Patienten, die unter einem Reizdarm leiden, finden wenig Hilfe, dabei sind ihre Beschwerden kaum erträglich: Einer leidet unter chronischem Durchfall, ein anderer unter massiver Verstopfung und Blähungen und fast alle sind mit ihren Nerven am Ende. Welche Möglichkeiten es für Patienten gibt, unter diesen schwierigen Umständen mit ihrer Krankheit zu leben, wurde Ende vergangener Woche in Tübingen bei einem großen internationalen Symposium diskutiert.

Von Klaus Herbst |
    " Ich hab' das Reizdarmsyndrom vielleicht schon seit zehn Jahren. Der Arzt kann mir irgendwie nicht weiterhelfen. Also, es ist schon, ja, frustrierend, einfach.

    Das ist ganz schlimm, finde ich. Also überhaupt wenn man in einem Alter ist, wo man noch aktiv sein wollte und Tage hat, wo man nicht aus dem Haus kann, weil man nicht weiß, wie man es schafft bis zur nächsten Toilette. Ich habe massive Schmerzen eigentlich nach jeder Nahrungsaufnahme. Ich fühle mich elend, habe Blähungen, Krämpfe, kann am Leben kaum noch teilnehmen. Ich kann nicht durchschlafen. Inzwischen habe ich starke Depressionen, habe zwei Partner verloren, bin hoffnungslos inzwischen."

    Etwa 15 Prozent aller Deutschen haben einen Reizdarm, somit ist das Reizdarmsyndrom (RDS) eine der häufigsten Erkrankungen. Meistens finden die Ärzte keinen körperlichen Befund. Wer an RDS leidet, plant sein ganzes Leben so, dass er immer den nächsten Weg zur Toilette sucht.

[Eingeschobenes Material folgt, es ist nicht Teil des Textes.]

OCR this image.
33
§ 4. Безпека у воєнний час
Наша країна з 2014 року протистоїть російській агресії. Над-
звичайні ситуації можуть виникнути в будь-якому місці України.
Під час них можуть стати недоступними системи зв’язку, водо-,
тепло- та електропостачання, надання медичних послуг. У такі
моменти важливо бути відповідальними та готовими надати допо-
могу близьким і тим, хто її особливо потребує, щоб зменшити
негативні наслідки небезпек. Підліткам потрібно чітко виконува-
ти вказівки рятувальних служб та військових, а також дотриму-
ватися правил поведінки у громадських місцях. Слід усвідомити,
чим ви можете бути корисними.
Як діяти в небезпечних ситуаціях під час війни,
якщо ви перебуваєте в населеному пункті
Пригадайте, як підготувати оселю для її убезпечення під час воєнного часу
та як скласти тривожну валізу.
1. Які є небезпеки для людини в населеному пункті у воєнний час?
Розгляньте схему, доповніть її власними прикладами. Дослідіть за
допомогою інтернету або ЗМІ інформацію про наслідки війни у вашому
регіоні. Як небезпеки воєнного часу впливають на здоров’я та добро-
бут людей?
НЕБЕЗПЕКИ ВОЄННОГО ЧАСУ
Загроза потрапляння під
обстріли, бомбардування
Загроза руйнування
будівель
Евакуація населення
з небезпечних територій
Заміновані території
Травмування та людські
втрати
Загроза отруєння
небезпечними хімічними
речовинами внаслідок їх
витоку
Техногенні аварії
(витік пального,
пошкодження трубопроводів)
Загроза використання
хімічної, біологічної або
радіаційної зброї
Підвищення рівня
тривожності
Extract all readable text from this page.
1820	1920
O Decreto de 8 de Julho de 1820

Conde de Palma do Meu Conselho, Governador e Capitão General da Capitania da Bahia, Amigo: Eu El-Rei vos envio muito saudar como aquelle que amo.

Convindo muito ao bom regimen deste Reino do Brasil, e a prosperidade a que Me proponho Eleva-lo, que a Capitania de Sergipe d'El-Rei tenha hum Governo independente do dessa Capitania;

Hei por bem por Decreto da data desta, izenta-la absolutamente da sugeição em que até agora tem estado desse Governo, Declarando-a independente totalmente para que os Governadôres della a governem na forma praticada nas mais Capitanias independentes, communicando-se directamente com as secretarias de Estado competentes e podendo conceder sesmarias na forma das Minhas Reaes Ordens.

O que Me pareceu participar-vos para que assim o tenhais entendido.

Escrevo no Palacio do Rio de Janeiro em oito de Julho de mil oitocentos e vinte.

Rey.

Der Psychologe Professor Paul Enck von der Abteilung für Psychosomatische Medizin und Psychotherapie.

    " Wo wir wirklich Fortschritt sehen, ist hier ein Teil der Patienten, die dann ein postinfektiöses Reizdarmsyndrom haben, bei denen die Beschwerden im Zuge einer früheren, teilweise sehr lange zurückliegenden Darminfektion aufgetreten sind und die Beschwerden eigentlich seitdem nicht wieder weggegangen sind, dass wir da über kurz oder lang in der Lage sind, Therapien anzubieten. Es gibt Hinweise, dass doch medikamentöse Beeinflussung der Darmflora über Präbiotika, also über Bakterien, die man über die Nahrung zuführt nicht nur auf einer Placebowirkung beruht, sondern dass die Beeinflussung der Darmflora tatsächlich zu einer Besserung führt."

    Harmlosere Medikamente bremsen den Durchfall, lösen Verstopfung oder helfen gegen die häufig vorkommenden Depressionen. Gesunde Ernährung ist immer sinnvoll, oft auch Wermut, Fenchel, Flohsamen, Wasser-, Reflex- und Thermotherapie sowie Fußbäder, Blutegel, Spirituelles, Meditation, Akupunktur und Stressbewältigungstechnik - und nicht zuletzt, sich bewusst vom Schmerz abzulenken und den gesunden, schmerzfreien Körperanteilen zuzuwenden. Außerdem versuchen Therapeuten, die Patienten im Therapiegespräch mit ihrer Krankheit zu versöhnen, die zwar oft existentiell bedrohlich wirkt, alleine aber nicht tödlich ist. Man versucht keine Hilfsmöglichkeit auszulassen, und sei sie noch so exotisch, aber bei zweien sind sich die Experten einig. Paul Enck:

    " Dass es sehr hilfreich sein kann, die Psyche nicht erst am Ende einer diagnostischen, therapeutischen Karriere einzubeziehen, sondern zu einem viel früheren Zeitpunkt. Das Wichtigste, was man für seinen Darm tun kann, ist gesunde Ernährung. Dazu gehört auch das Vermeiden von unnötigen Einschränkungen des Essens."

    Nicht nur Ernährung, auch die Gesprächs-Psychotherapie hilft, vor allem wenn es ihr gelingt, das Körpergefühl zu verbessern. Jeder sollte sich im eigenen Körper möglichst wohl fühlen, sagt Oberärztin Doktor Ute Martens vom Tübinger Universitätsklinikum. Mind und Body, also Geist und Körper, stehen bei moderner, ganzheitlicher Reizdarmtherapie im Zentrum.

    " Im Prinzip geht es um belastende Faktoren, um biografische Faktoren, die belastend sein können, die die Krankheit auch erschweren können. Wie kann ich umgehen mit der Angst? Wie kann ich es schaffen, trotz der Angst, trotzdem am normalen Leben teilzunehmen. Die Naturheilverfahren haben ja auch diesen ganzheitlichen Ansatz. Und aus der Mind-Body-Therapie finde ich insbesondere die Aspekte der Selbstfürsorge so wichtig und das Stressmanagement, also auch gut mit dem eigenen Körper umzugehen, wie zum Beispiel ein Bauchwickel. Aber auch zu wissen, das hat Sinn und das wirkt auch, es hilft auch. Und sehr fürsorglich mit dem eigenen Körper umzugehen, bevor man anfängt, Medikamente zu nehmen, die dann möglicherweise auch schädlich sein können."